Uptodai.com - Kasus penyadapan spyware Predator akhirnya menemui titik terang setelah pengadilan di Athena, Yunani, menjatuhkan vonis berat kepada para petinggi perusahaan teknologi yang terlibat. Pengadilan menghukum empat orang terdakwa, termasuk pendiri Intellexa, Tal Dilian, dengan total hukuman mencapai 126 tahun dan 8 bulan penjara.

Meskipun angka hukuman tersebut terdengar sangat fantastis, sistem hukum di Yunani membatasi masa tahanan fisik yang sebenarnya harus dijalani oleh para terpidana. Para terdakwa hanya akan mendekam di balik jeruji besi selama maksimal delapan tahun, sembari menunggu proses banding yang saat ini sedang mereka ajukan.

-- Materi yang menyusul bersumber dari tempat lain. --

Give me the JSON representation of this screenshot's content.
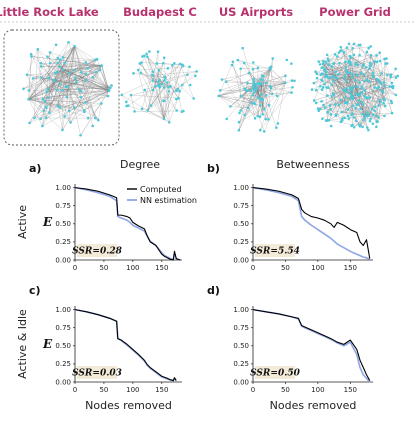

Keempat pelaku tersebut terbukti terlibat dalam skandal penyadapan besar yang mengguncang stabilitas politik Yunani sejak tahun 2022 silam. Kasus ini bermula dari laporan seorang jurnalis keuangan dan pemimpin partai oposisi yang merasa perangkat komunikasi mereka telah disusupi secara ilegal.

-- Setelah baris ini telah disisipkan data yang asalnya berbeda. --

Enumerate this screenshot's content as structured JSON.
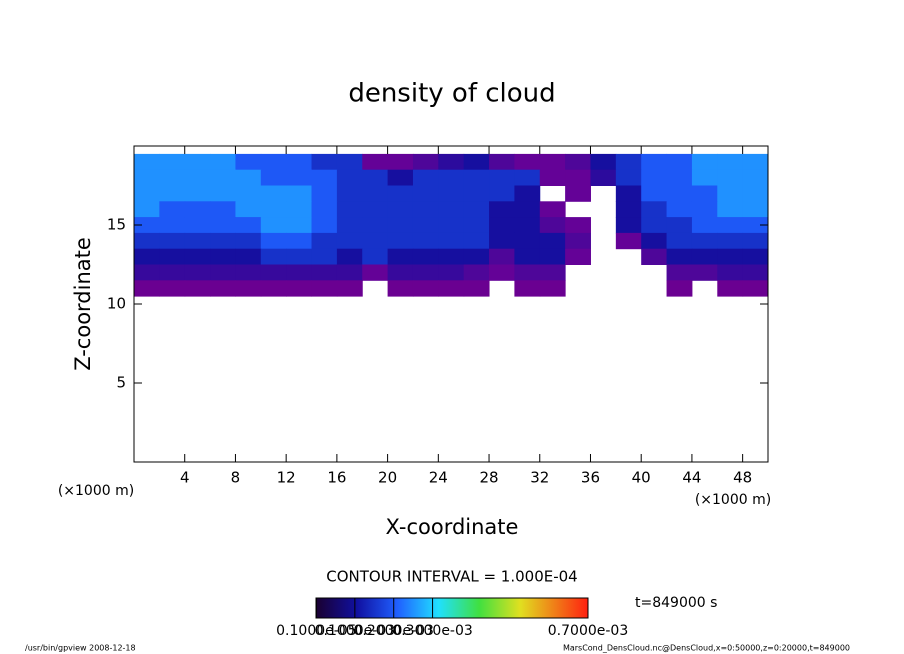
{
  "chart_data": {
    "type": "contour",
    "title": "density of cloud",
    "x_label": "X-coordinate",
    "y_label": "Z-coordinate",
    "x_unit": "(×1000 m)",
    "y_unit": "(×1000 m)",
    "xlim": [
      0,
      50
    ],
    "xticks": [
      4,
      8,
      12,
      16,
      20,
      24,
      28,
      32,
      36,
      40,
      44,
      48
    ],
    "ylim": [
      0,
      20
    ],
    "yticks": [
      5,
      10,
      15
    ],
    "x": [
      1,
      3,
      5,
      7,
      9,
      11,
      13,
      15,
      17,
      19,
      21,
      23,
      25,
      27,
      29,
      31,
      33,
      35,
      37,
      39,
      41,
      43,
      45,
      47,
      49
    ],
    "z": [
      19,
      18,
      17,
      16,
      15,
      14,
      13,
      12,
      11
    ],
    "values": [
      [
        0.00025,
        0.00025,
        0.00025,
        0.00025,
        0.0002,
        0.0002,
        0.0002,
        0.00015,
        0.00015,
        3e-05,
        3e-05,
        5e-05,
        8e-05,
        0.0001,
        5e-05,
        3e-05,
        3e-05,
        5e-05,
        0.0001,
        0.00015,
        0.0002,
        0.0002,
        0.00025,
        0.00025,
        0.00025
      ],
      [
        0.00025,
        0.00025,
        0.00025,
        0.00025,
        0.00025,
        0.0002,
        0.0002,
        0.0002,
        0.00015,
        0.00015,
        0.0001,
        0.00015,
        0.00015,
        0.00015,
        0.00015,
        0.00015,
        3e-05,
        3e-05,
        8e-05,
        0.00015,
        0.0002,
        0.0002,
        0.00025,
        0.00025,
        0.00025
      ],
      [
        0.00025,
        0.00025,
        0.00025,
        0.00025,
        0.00025,
        0.00025,
        0.00025,
        0.0002,
        0.00015,
        0.00015,
        0.00015,
        0.00015,
        0.00015,
        0.00015,
        0.00015,
        0.0001,
        null,
        3e-05,
        null,
        0.0001,
        0.0002,
        0.0002,
        0.0002,
        0.00025,
        0.00025
      ],
      [
        0.00025,
        0.0002,
        0.0002,
        0.0002,
        0.00025,
        0.00025,
        0.00025,
        0.0002,
        0.00015,
        0.00015,
        0.00015,
        0.00015,
        0.00015,
        0.00015,
        0.0001,
        0.0001,
        3e-05,
        null,
        null,
        0.0001,
        0.00015,
        0.0002,
        0.0002,
        0.00025,
        0.00025
      ],
      [
        0.0002,
        0.0002,
        0.0002,
        0.0002,
        0.0002,
        0.00025,
        0.00025,
        0.0002,
        0.00015,
        0.00015,
        0.00015,
        0.00015,
        0.00015,
        0.00015,
        0.0001,
        0.0001,
        5e-05,
        3e-05,
        null,
        0.0001,
        0.00015,
        0.00015,
        0.0002,
        0.0002,
        0.0002
      ],
      [
        0.00015,
        0.00015,
        0.00015,
        0.00015,
        0.00015,
        0.0002,
        0.0002,
        0.00015,
        0.00015,
        0.00015,
        0.00015,
        0.00015,
        0.00015,
        0.00015,
        0.0001,
        0.0001,
        0.0001,
        5e-05,
        null,
        3e-05,
        0.0001,
        0.00015,
        0.00015,
        0.00015,
        0.00015
      ],
      [
        0.0001,
        0.0001,
        0.0001,
        0.0001,
        0.0001,
        0.00015,
        0.00015,
        0.00015,
        0.0001,
        0.00015,
        0.0001,
        0.0001,
        0.0001,
        0.0001,
        5e-05,
        0.0001,
        0.0001,
        3e-05,
        null,
        null,
        5e-05,
        0.0001,
        0.0001,
        0.0001,
        0.0001
      ],
      [
        7e-05,
        7e-05,
        7e-05,
        7e-05,
        7e-05,
        7e-05,
        7e-05,
        7e-05,
        7e-05,
        3e-05,
        7e-05,
        7e-05,
        7e-05,
        5e-05,
        3e-05,
        5e-05,
        5e-05,
        null,
        null,
        null,
        null,
        5e-05,
        5e-05,
        7e-05,
        7e-05
      ],
      [
        2e-05,
        2e-05,
        2e-05,
        2e-05,
        2e-05,
        2e-05,
        2e-05,
        2e-05,
        2e-05,
        null,
        2e-05,
        2e-05,
        2e-05,
        2e-05,
        null,
        2e-05,
        2e-05,
        null,
        null,
        null,
        null,
        2e-05,
        null,
        2e-05,
        2e-05
      ]
    ],
    "contour_interval": "CONTOUR INTERVAL = 1.000E-04",
    "time": "t=849000 s",
    "colorbar_lim": [
      0,
      0.0007
    ],
    "colorbar_ticks": [
      {
        "value": 1e-06,
        "label": "0.1000e-05"
      },
      {
        "value": 0.0001,
        "label": "0.1000e-03"
      },
      {
        "value": 0.0002,
        "label": "0.2000e-03"
      },
      {
        "value": 0.0003,
        "label": "0.3000e-03"
      },
      {
        "value": 0.0007,
        "label": "0.7000e-03"
      }
    ],
    "footer_left": "/usr/bin/gpview   2008-12-18",
    "footer_right": "MarsCond_DensCloud.nc@DensCloud,x=0:50000,z=0:20000,t=849000"
  }
}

Awal Mula Terbongkarnya Skandal Penyadapan

Skandal besar ini pertama kali mencuat ke publik berkat keberanian seorang jurnalis keuangan kawakan bernama Thanasis Koukakis. Ia melaporkan adanya aktivitas mencurigakan pada perangkat ponsel miliknya yang ternyata telah disusupi oleh perangkat lunak berbahaya selama berbulan-bulan.

Penyelidikan lebih lanjut mengungkap bahwa bukan hanya jurnalis yang menjadi sasaran, melainkan juga tokoh politik penting di negara tersebut. Pemimpin partai PASOK Sosialis turut menjadi korban dalam operasi pengawasan ilegal yang diduga melibatkan infrastruktur teknologi canggih.

Pada tahun 2024, jaksa Mahkamah Agung Yunani sempat menunda kasus yang melibatkan dinas intelijen negara, EYP. Namun, mereka tetap menyerahkan keempat terdakwa dari pihak swasta untuk diadili atas tuduhan pelanggaran ringan yang berujung pada vonis panjang tersebut.

Mengenal Spyware Predator dan Jaringan Intellexa

Perangkat lunak yang digunakan dalam aksi ini dikenal dengan nama Predator, sebuah spyware canggih yang dikembangkan oleh perusahaan bernama Cytrox. Perusahaan tersebut merupakan bagian dari konsorsium Intellexa yang berbasis di Yunani dan dipimpin langsung oleh Tal Dilian.

Predator bekerja dengan cara menginfeksi ponsel target tanpa disadari, sehingga memberikan akses penuh kepada operator untuk memantau seluruh aktivitas digital. Operator dapat membaca pesan singkat, mendengarkan panggilan telepon, hingga melacak lokasi korban secara real-time melalui GPS.

Jejak Predator kemudian ditemukan di puluhan perangkat ponsel milik pejabat tinggi, termasuk menteri, pengusaha, hingga karyawan dinas intelijen. Hal ini membuktikan bahwa jangkauan penyadapan tersebut jauh lebih luas dari sekadar pemantauan terhadap jurnalis keuangan semata.

Dampak Politik dan Investigasi Lanjutan

Temuan ini memicu gelombang protes besar dan memaksa pemerintah sayap kanan tengah Yunani melakukan pembersihan internal secara mendadak. Kepala Dinas Intelijen Nasional (EYP) serta kepala staf perdana menteri terpaksa melepaskan jabatan mereka akibat tekanan publik yang begitu kuat.

Pemerintah Yunani sendiri secara konsisten membantah keterlibatan langsung dalam penyadapan atau kesengajaan memantau warga negaranya. Meski sempat menghadapi mosi tidak percaya di parlemen pada tahun 2023, pemerintahan saat ini berhasil bertahan dari gempuran politik pihak oposisi.

Pengadilan kini telah mengembalikan berkas kasus kepada jaksa penuntut untuk melakukan penyelidikan lebih mendalam atas potensi kejahatan lainnya. Fokus investigasi selanjutnya akan menyasar pelanggaran yang lebih serius, termasuk dugaan spionase yang dapat mengancam keamanan nasional.

Thanasis Koukakis menyatakan rasa puasnya atas putusan pengadilan yang dianggap sebagai kemenangan bagi kebebasan pers dan privasi individu. Baginya, vonis ini menjadi peringatan keras bagi perusahaan teknologi agar tidak menyalahgunakan keahlian mereka untuk merusak tatanan demokrasi.